An improvement on that would be create the extra instances not as the full ones but just as "beacons", only responding for the purpose of watching the partitioning and not actually running the code. Then the load on these beacon instances will be low, and they can be combined with machines running some other systems. Or a dedicated machine can serve as a beacon for many systems in the company. Well, once you ask "what if a beacon goes down", this starts growing a bit into a system of redundant beacons and their own problems of partitioning. And it could actually get stupid with both instances seeing the beacon but not seeing each other, but that can be resolved by the communication through the beacon.

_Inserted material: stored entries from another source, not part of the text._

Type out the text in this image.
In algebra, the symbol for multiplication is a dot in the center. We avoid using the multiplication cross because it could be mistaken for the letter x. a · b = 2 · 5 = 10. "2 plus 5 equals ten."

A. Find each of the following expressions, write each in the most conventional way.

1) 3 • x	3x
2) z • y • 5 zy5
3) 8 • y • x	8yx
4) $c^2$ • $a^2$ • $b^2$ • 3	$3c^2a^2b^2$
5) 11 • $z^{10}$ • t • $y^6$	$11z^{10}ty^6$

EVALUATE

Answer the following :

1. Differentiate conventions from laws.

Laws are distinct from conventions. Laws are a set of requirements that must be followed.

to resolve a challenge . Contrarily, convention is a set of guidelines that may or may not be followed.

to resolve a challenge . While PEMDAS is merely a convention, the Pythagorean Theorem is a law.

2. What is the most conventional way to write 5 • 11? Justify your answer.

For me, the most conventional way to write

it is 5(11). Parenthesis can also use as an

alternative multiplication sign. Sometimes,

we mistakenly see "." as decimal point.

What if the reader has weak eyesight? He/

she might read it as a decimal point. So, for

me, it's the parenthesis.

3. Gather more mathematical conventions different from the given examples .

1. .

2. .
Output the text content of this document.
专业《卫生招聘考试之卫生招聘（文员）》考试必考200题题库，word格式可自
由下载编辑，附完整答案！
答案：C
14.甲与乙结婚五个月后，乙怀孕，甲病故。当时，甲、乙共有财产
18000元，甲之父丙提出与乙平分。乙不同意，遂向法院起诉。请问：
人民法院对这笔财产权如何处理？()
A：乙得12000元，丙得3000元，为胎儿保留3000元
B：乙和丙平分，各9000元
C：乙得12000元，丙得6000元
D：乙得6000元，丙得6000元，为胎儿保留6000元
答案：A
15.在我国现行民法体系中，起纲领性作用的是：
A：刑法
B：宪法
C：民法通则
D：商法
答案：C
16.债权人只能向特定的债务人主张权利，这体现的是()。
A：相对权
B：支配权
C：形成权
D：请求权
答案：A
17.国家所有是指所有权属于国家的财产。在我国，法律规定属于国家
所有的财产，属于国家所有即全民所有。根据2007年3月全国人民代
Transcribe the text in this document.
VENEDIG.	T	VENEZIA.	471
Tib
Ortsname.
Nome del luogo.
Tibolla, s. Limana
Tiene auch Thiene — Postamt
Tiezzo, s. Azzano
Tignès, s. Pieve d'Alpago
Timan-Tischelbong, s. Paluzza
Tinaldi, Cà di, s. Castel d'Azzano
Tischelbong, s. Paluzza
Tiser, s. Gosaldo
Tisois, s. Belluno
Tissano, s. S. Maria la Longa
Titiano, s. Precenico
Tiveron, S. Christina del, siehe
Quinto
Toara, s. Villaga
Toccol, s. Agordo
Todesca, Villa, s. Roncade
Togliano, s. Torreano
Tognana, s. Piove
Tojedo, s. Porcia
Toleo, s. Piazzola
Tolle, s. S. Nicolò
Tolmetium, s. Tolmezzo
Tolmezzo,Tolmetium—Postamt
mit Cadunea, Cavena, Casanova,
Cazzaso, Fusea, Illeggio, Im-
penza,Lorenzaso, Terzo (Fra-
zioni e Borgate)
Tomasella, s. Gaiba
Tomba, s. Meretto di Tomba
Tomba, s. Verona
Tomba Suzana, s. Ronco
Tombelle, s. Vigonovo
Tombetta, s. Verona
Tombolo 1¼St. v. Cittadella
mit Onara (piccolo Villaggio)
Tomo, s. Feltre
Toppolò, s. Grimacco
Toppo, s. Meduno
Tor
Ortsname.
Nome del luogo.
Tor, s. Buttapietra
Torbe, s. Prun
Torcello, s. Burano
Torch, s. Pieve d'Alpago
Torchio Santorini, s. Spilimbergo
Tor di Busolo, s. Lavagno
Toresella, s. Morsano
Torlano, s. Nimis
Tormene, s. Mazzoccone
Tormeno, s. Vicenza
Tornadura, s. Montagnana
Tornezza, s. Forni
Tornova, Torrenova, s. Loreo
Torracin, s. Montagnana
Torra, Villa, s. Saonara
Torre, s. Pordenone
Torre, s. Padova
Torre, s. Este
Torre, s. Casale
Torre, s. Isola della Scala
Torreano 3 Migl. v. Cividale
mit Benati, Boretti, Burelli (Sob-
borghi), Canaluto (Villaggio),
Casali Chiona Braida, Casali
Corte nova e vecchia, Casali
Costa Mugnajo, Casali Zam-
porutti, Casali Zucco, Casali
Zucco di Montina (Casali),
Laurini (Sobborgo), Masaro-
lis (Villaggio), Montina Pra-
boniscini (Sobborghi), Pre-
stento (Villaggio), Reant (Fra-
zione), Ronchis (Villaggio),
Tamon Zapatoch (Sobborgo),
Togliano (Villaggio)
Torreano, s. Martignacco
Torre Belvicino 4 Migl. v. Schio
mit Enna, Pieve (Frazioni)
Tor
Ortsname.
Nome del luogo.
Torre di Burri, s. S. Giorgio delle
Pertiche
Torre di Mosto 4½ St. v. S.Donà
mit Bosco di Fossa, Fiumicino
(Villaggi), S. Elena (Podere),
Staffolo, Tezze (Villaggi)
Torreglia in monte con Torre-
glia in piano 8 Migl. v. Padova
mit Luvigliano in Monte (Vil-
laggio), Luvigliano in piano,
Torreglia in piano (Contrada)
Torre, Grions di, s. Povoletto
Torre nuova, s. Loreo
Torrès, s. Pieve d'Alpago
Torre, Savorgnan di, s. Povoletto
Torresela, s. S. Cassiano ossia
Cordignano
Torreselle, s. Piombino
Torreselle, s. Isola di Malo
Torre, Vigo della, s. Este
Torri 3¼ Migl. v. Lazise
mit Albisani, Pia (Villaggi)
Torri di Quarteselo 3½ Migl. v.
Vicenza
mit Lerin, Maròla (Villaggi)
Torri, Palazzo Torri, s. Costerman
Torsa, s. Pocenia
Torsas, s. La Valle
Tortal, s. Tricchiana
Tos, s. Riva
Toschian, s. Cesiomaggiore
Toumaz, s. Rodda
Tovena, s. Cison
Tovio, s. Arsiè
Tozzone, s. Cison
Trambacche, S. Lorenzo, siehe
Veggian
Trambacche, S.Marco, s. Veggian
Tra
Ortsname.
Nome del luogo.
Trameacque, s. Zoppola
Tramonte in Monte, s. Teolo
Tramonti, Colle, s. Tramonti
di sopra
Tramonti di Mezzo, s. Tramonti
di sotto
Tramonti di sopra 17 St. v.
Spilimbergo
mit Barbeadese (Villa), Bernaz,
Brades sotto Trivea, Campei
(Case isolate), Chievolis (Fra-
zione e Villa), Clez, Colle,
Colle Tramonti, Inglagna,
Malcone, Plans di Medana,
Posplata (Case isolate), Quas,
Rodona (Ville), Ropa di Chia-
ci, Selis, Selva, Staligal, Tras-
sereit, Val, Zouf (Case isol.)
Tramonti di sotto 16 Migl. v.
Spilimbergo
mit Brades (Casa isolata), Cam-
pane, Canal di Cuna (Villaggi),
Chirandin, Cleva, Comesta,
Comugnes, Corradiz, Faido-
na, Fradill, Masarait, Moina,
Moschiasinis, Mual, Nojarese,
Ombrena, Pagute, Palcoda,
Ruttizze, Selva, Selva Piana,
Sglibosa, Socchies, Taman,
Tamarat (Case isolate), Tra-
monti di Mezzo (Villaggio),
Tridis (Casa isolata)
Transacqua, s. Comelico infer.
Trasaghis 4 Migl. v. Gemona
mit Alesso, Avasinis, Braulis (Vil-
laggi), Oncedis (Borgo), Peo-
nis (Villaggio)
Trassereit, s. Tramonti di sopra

But a typical situation is a pipeline of systems. Each system is connected to one or more source systems and/or one or more sink systems (sou it could be not only a straight pipeline but technically a tree). And each system in the pipeline would be duplicated or triplicated and each instance cross-connected to all the duplicates of each source and sink. In this situation the master node of  a source can be used as such a beacon! This would make a 2-instance configuration still stable.

Thursday, October 10, 2013

unusual aggregations

In the meantime, while I'm busy with the other things, I want to write up some short notes for the future.

In the world of monitoring there is a concept of time series: the sequence of values observed at certain moments of time. And then the common thing is to subtract the previous value from each one. For example, if the total number of events processed by a server is by time stamps:

0 20 30 50

then by subtracting the previous value we get the number of events processed during each time period:

20 10 30

(naturally, there is one less value, since, the first one in the original series has nothing to subtract).

This can really be thought of as an aggregation. A highly unusual one, producing not just one result row per group but many rows per group, but still a variety of aggregation.

The other similar  example is with the timestamps. Suppose, we have a multi-stage process, and a timestamped record of when each stage started:

11:30 Stage1
11:45 Stage2
12:10 Stage3
12:20 End

This record can be converted into the length of each stage by subtracting the next time value from the starting timestamp:

Stage1 0:15
Stage2 0:25
Stage3 0:10

And the other way around, if we have the starting time and the record of the length of each stage, we can convert them back to the absolute timestamps.

Monday, September 9, 2013

status update

I've started on editing the manual for version 2.0 and then got distracted by the Real Life. Things should quiet down a bit in a couple more months and I'll get back to making the official release 2.0.